Experiments and analysis are carried out with custom built data pipelines. The data pipeline is developed in Matlab, Python, and R with the following tools: Psychtoolbox, ScanImage, DeepLabCut, CAIMAN, and Labview were used for data collection. DataJoint, MySQL, and CAVE were used for storing and managing data. Meshparty, NEURD, and pcg_skel were used for morphology analysis. Numpy, pandas, SciPy, statsmodels, scikit-learn, PyTorch, tidyverse, glmmTMB, performance, and emmeans were used for model training and statistical analysis. Matplotlib, seaborn, HoloViews, Ipyvolume, and Neuroglancer were used for graphical visualization.
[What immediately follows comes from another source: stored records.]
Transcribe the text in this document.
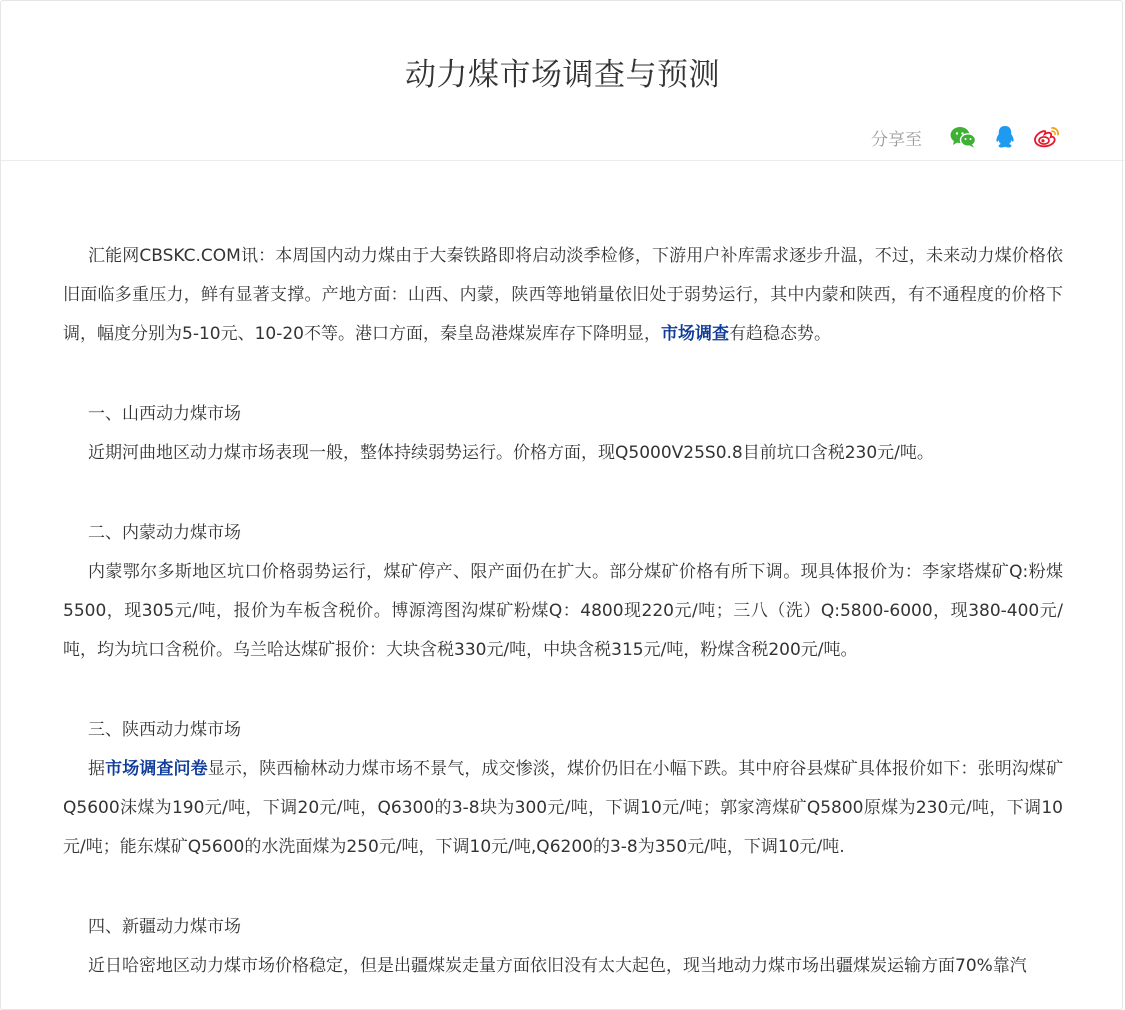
动力煤市场调查与预测
分享至

汇能网CBSKC.COM讯：本周国内动力煤由于大秦铁路即将启动淡季检修，下游用户补库需求逐步升温，不过，未来动力煤价格依旧面临多重压力，鲜有显著支撑。产地方面：山西、内蒙，陕西等地销量依旧处于弱势运行，其中内蒙和陕西，有不通程度的价格下调，幅度分别为5-10元、10-20不等。港口方面，秦皇岛港煤炭库存下降明显，市场调查有趋稳态势。

一、山西动力煤市场

近期河曲地区动力煤市场表现一般，整体持续弱势运行。价格方面，现Q5000V25S0.8目前坑口含税230元/吨。

二、内蒙动力煤市场

内蒙鄂尔多斯地区坑口价格弱势运行，煤矿停产、限产面仍在扩大。部分煤矿价格有所下调。现具体报价为：李家塔煤矿Q:粉煤5500，现305元/吨，报价为车板含税价。博源湾图沟煤矿粉煤Q：4800现220元/吨；三八（洗）Q:5800-6000，现380-400元/吨，均为坑口含税价。乌兰哈达煤矿报价：大块含税330元/吨，中块含税315元/吨，粉煤含税200元/吨。

三、陕西动力煤市场

据市场调查问卷显示，陕西榆林动力煤市场不景气，成交惨淡，煤价仍旧在小幅下跌。其中府谷县煤矿具体报价如下：张明沟煤矿Q5600沫煤为190元/吨，下调20元/吨，Q6300的3-8块为300元/吨，下调10元/吨；郭家湾煤矿Q5800原煤为230元/吨，下调10元/吨；能东煤矿Q5600的水洗面煤为250元/吨，下调10元/吨,Q6200的3-8为350元/吨，下调10元/吨.

四、新疆动力煤市场

近日哈密地区动力煤市场价格稳定，但是出疆煤炭走量方面依旧没有太大起色，现当地动力煤市场出疆煤炭运输方面70%靠汽
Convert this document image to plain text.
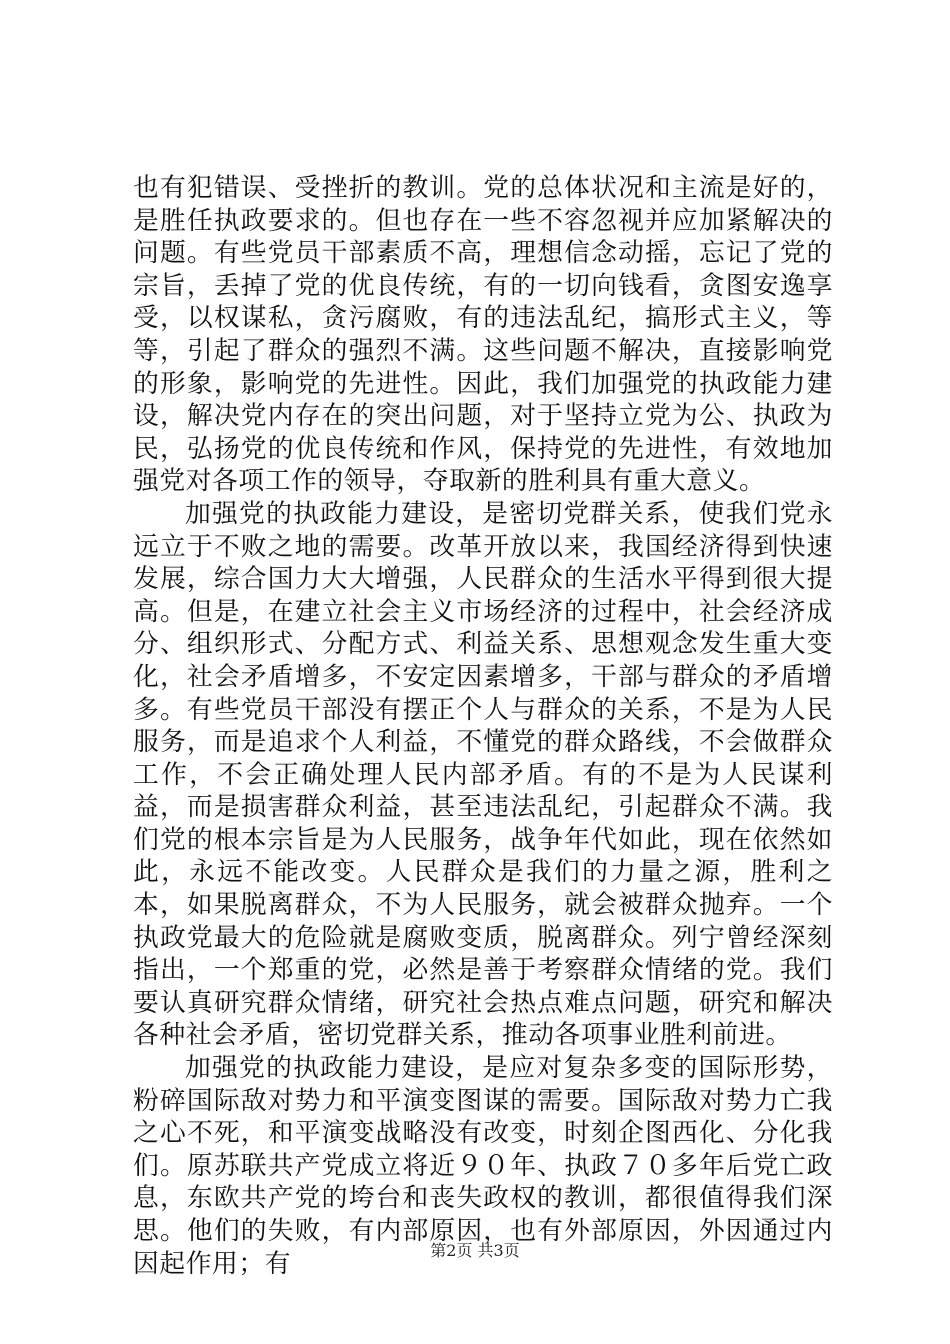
也有犯错误、受挫折的教训。党的总体状况和主流是好的，是胜任执政要求的。但也存在一些不容忽视并应加紧解决的问题。有些党员干部素质不高，理想信念动摇，忘记了党的宗旨，丢掉了党的优良传统，有的一切向钱看，贪图安逸享受，以权谋私，贪污腐败，有的违法乱纪，搞形式主义，等等，引起了群众的强烈不满。这些问题不解决，直接影响党的形象，影响党的先进性。因此，我们加强党的执政能力建设，解决党内存在的突出问题，对于坚持立党为公、执政为民，弘扬党的优良传统和作风，保持党的先进性，有效地加强党对各项工作的领导，夺取新的胜利具有重大意义。

加强党的执政能力建设，是密切党群关系，使我们党永远立于不败之地的需要。改革开放以来，我国经济得到快速发展，综合国力大大增强，人民群众的生活水平得到很大提高。但是，在建立社会主义市场经济的过程中，社会经济成分、组织形式、分配方式、利益关系、思想观念发生重大变化，社会矛盾增多，不安定因素增多，干部与群众的矛盾增多。有些党员干部没有摆正个人与群众的关系，不是为人民服务，而是追求个人利益，不懂党的群众路线，不会做群众工作，不会正确处理人民内部矛盾。有的不是为人民谋利益，而是损害群众利益，甚至违法乱纪，引起群众不满。我们党的根本宗旨是为人民服务，战争年代如此，现在依然如此，永远不能改变。人民群众是我们的力量之源，胜利之本，如果脱离群众，不为人民服务，就会被群众抛弃。一个执政党最大的危险就是腐败变质，脱离群众。列宁曾经深刻指出，一个郑重的党，必然是善于考察群众情绪的党。我们要认真研究群众情绪，研究社会热点难点问题，研究和解决各种社会矛盾，密切党群关系，推动各项事业胜利前进。

加强党的执政能力建设，是应对复杂多变的国际形势，粉碎国际敌对势力和平演变图谋的需要。国际敌对势力亡我之心不死，和平演变战略没有改变，时刻企图西化、分化我们。原苏联共产党成立将近９０年、执政７０多年后党亡政息，东欧共产党的垮台和丧失政权的教训，都很值得我们深思。他们的失败，有内部原因，也有外部原因，外因通过内因起作用；有	第2页 共3页
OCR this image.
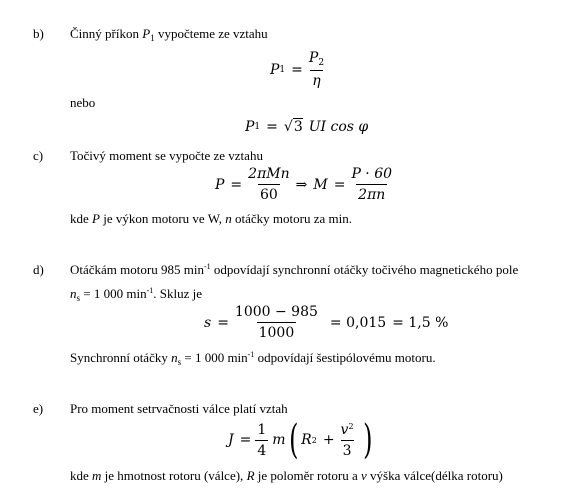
b) Činný příkon $P_1$ vypočteme ze vztahu
P $1 = \frac{P_2}{\eta}$
nebo
P 1 =
√ 3 UI cos φ
c) Točivý moment se vypočte ze vztahu
$P = \frac{\text{2πMn}}{60}$ ⇒ $M = \frac{P \cdot 60}{2\pi n}$
kde P je výkon motoru ve W, n otáčky motoru za min.
d) Otáčkám motoru 985 $\min^{-1}$ odpovídají synchronní otáčky točivého magnetického pole
$n_s = 1$ 000 $\min^{-1}$. Skluz je
$s = \frac{1000 - 985}{1000} = 0,015 = 1,5$ %
Synchronní otáčky $n_s = 1$ 000 $\min^{-1}$ odpovídají šestipólovému motoru.
e) Pro moment setrvačnosti válce platí vztah
$J = \frac{1}{4}$ m ( R $2 + \frac{v^2}{3}$ )
kde m je hmotnost rotoru (válce), R je poloměr rotoru a v výška válce(délka rotoru)
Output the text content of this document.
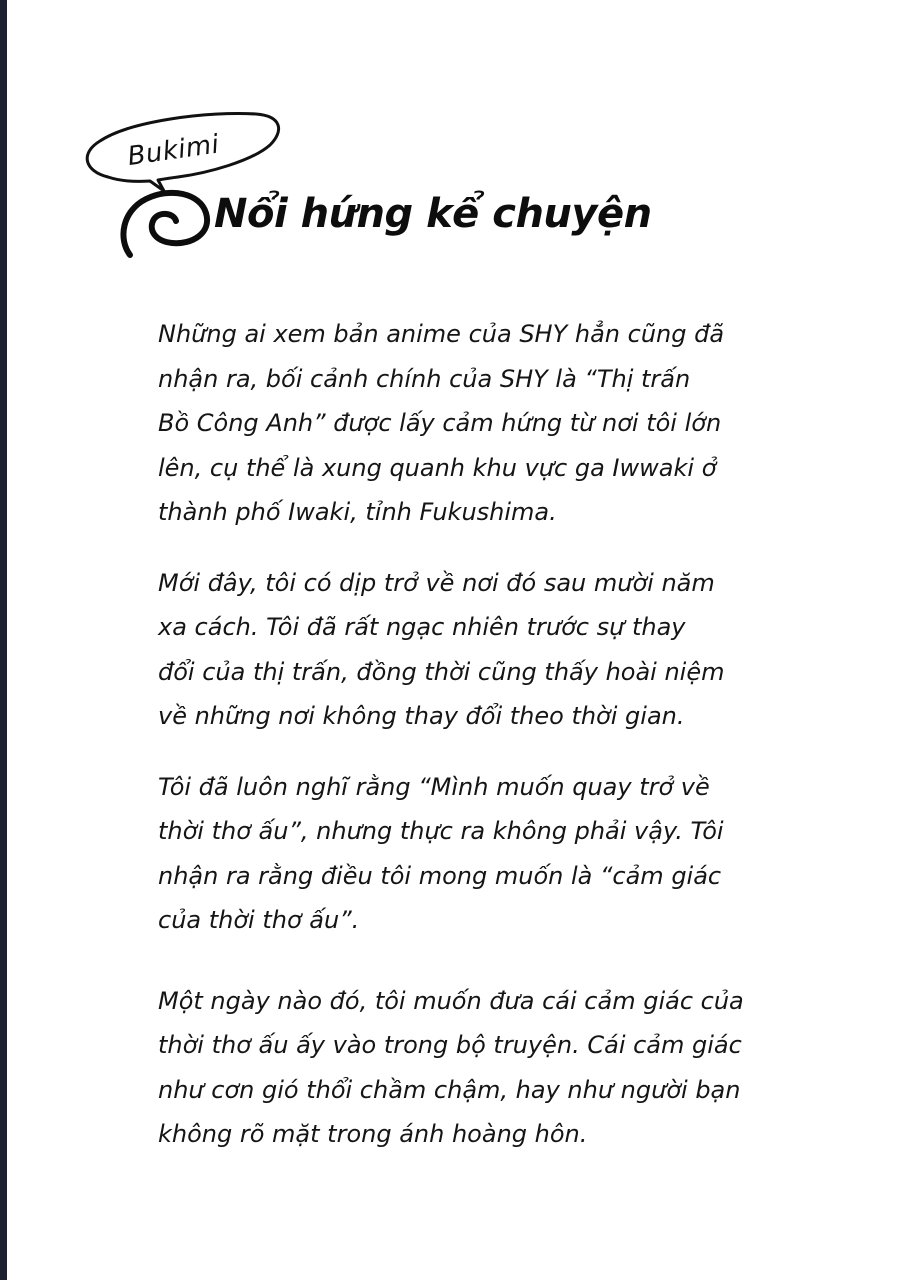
Bukimi
Nổi hứng kể chuyện

Những ai xem bản anime của SHY hẳn cũng đã
nhận ra, bối cảnh chính của SHY là “Thị trấn
Bồ Công Anh” được lấy cảm hứng từ nơi tôi lớn
lên, cụ thể là xung quanh khu vực ga Iwwaki ở
thành phố Iwaki, tỉnh Fukushima.

Mới đây, tôi có dịp trở về nơi đó sau mười năm
xa cách. Tôi đã rất ngạc nhiên trước sự thay
đổi của thị trấn, đồng thời cũng thấy hoài niệm
về những nơi không thay đổi theo thời gian.

Tôi đã luôn nghĩ rằng “Mình muốn quay trở về
thời thơ ấu”, nhưng thực ra không phải vậy. Tôi
nhận ra rằng điều tôi mong muốn là “cảm giác
của thời thơ ấu”.

Một ngày nào đó, tôi muốn đưa cái cảm giác của
thời thơ ấu ấy vào trong bộ truyện. Cái cảm giác
như cơn gió thổi chầm chậm, hay như người bạn
không rõ mặt trong ánh hoàng hôn.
Jupyter, Docker, and Kubernetes were used for code development and deployment.

Data availability.

All MICrONS data have already been released on BossDB (https://bossdb.org/project/microns-minnie, please also see https://www.microns-explorer.org/cortical-mm3 for details). Additional data including learned weights of the digital twin model and in silico similarity metrics will be made publicly available in an online repository latest upon journal publication. Please contact the corresponding authors for advance access.